Scientists identify marker of dangerous form of COVID-19 infection
The Italian and Australian scientists have discovered a marker of a dangerous form of COVID-19 infection that can lead to the death of a patient.
According to a study published in the International Journal of Infectious Diseases, the level of serum amyloid protein in critically ill patients becomes abnormally high during an acute reaction of the body to the SARS-CoV-2 coronavirus.

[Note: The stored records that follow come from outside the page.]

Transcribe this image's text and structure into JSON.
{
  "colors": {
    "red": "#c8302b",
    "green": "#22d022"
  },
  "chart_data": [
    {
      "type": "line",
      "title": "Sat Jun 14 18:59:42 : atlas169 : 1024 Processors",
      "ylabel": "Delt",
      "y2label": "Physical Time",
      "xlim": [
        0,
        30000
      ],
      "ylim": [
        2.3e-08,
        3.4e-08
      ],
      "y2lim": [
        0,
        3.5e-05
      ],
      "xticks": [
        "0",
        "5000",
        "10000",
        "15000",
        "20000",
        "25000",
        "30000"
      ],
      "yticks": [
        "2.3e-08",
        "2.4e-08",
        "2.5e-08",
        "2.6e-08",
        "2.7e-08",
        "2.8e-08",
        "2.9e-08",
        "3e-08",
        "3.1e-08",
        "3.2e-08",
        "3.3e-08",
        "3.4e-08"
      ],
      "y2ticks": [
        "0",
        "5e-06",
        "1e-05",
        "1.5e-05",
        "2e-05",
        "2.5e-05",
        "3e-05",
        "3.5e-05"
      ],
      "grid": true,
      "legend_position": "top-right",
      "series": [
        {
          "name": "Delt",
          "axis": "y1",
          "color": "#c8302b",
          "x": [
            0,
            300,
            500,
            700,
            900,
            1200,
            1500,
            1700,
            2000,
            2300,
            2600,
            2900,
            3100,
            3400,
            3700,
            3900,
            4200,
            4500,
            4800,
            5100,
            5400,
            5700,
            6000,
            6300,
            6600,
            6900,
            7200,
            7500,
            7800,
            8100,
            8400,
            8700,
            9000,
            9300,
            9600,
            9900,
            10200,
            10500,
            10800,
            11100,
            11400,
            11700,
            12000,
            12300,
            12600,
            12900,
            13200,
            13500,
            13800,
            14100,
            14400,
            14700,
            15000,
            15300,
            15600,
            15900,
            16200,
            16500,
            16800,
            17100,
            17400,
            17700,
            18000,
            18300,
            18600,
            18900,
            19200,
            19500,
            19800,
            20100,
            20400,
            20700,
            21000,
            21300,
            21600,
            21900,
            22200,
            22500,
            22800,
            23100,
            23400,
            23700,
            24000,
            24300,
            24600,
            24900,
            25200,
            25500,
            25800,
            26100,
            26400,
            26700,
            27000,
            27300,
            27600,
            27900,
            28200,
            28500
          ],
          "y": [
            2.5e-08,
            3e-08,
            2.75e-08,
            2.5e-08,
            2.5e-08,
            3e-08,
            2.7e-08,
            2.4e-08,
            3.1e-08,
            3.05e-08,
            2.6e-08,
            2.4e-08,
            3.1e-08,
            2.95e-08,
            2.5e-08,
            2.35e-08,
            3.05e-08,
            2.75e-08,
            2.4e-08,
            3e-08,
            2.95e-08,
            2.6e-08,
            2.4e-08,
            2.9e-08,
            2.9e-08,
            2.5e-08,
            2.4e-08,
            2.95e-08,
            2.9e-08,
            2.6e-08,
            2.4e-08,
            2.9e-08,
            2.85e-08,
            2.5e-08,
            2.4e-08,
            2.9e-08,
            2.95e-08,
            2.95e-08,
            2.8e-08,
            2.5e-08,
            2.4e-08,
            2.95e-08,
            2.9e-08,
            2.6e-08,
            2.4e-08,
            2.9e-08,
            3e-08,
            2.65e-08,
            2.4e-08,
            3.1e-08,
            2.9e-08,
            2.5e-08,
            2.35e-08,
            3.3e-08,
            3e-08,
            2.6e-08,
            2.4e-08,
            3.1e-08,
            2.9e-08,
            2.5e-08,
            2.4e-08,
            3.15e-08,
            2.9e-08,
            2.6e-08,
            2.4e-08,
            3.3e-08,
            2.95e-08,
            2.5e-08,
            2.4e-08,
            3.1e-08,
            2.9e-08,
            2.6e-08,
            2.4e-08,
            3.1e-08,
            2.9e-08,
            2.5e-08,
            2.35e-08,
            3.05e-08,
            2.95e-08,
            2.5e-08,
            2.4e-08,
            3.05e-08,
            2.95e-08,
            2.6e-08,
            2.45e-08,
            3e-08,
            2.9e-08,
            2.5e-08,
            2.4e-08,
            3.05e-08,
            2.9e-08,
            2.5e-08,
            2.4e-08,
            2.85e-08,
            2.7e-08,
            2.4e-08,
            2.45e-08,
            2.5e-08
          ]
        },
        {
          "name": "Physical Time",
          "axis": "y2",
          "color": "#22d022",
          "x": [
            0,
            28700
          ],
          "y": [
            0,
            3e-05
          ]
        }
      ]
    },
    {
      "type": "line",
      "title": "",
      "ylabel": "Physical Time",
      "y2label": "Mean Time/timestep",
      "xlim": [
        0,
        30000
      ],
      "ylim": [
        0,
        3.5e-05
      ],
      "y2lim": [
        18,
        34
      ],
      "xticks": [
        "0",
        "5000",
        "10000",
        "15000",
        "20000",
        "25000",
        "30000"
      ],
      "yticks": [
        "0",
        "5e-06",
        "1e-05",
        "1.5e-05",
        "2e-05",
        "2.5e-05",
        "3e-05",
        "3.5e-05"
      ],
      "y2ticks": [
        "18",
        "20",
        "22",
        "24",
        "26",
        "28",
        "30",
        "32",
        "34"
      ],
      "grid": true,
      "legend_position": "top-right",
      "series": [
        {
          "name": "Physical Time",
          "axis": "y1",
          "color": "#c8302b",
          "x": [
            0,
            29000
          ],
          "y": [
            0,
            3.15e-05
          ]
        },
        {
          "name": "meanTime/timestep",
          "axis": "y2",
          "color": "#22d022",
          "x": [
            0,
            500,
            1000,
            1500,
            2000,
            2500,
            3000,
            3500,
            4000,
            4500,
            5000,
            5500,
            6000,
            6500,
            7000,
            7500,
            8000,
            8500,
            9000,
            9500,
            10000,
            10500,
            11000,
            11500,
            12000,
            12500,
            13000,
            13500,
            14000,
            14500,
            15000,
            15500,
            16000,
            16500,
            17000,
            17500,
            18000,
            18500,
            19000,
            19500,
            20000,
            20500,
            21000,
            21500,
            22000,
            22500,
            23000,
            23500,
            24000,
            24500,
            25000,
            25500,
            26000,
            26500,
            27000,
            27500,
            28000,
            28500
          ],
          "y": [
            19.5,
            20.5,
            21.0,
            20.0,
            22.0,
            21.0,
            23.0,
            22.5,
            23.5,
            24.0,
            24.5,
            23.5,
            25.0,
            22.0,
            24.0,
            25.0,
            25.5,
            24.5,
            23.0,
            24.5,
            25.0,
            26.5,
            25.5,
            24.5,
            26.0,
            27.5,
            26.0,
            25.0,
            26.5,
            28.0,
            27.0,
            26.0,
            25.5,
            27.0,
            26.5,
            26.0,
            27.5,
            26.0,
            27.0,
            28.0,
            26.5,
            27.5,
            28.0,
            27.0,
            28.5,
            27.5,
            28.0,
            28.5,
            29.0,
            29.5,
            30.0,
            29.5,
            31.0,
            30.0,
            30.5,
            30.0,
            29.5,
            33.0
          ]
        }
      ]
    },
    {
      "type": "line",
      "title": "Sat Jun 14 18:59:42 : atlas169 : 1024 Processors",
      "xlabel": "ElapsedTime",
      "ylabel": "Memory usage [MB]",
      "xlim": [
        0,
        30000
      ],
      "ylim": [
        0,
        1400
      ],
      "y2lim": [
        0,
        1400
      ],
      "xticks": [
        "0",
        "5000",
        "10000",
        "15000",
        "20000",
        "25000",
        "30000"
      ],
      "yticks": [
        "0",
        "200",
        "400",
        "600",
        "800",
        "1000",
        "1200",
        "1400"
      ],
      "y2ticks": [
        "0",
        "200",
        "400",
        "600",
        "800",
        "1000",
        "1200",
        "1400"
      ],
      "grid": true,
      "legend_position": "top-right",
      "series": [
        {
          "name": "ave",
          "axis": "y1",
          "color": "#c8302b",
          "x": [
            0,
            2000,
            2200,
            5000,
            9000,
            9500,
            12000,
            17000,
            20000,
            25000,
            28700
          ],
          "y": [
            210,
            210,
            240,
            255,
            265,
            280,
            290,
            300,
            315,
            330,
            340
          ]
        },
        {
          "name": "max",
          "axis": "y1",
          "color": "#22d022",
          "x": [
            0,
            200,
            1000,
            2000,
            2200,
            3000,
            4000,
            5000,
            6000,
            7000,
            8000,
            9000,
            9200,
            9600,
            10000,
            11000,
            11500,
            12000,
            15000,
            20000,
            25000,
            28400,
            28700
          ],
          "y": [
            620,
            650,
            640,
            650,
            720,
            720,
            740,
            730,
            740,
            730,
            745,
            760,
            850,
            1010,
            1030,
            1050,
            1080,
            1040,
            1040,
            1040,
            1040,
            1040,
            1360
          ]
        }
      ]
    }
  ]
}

Health Europe reported that scientists conducted a meta-analysis of studies from the PubMed, Web of Science, and Scopus databases, which examined the link between the severity of COVID-19 symptoms, serum amyloid A (SAA) protein concentrations in patients with coronavirus, and patient survival. A total of 19 studies were included in the meta-analysis, which involved a total of 5617 patients with COVID-19. At the same time, in 3723 people (49%) the disease was mild or moderate.
Analysis of the results showed that SAA concentrations were significantly high in those patients who did not survive or who had a very severe form of COVID-19. The standardized mean difference (SMD) between the mild and severe patient groups was 1.20 with a 95% confidence interval of 0.91-1.49, indicating a strong relationship between high SAA values and severe COVID-19. Scientists have also found a link between amyloid A levels and gender, which may explain why men are more vulnerable to the virus.
Tracking SAA, which serves as a sign of severe complications of the disease, could be useful in identifying risk groups and monitoring the condition of patients with coronavirus infection, scientists said.
SAA is significantly activated during the acute phase response - a general body response that develops in response to the release of cytokines during infection. The normal concentration of amyloid A is 20-50 milligrams per liter, but it can increase up to 1000 times during the first 24-48 hours of the acute phase response. This is due to increased protein production in the liver, which is triggered in response to stimuli such as interferon-gamma, interleukin-1β and -6, and tumor necrosis factor (TNF). In turn, SAA enhances inflammation by increasing the synthesis of these stimuli and activating other pro-inflammatory cytokines that can cause cytokine storms and other complications in COVID-19.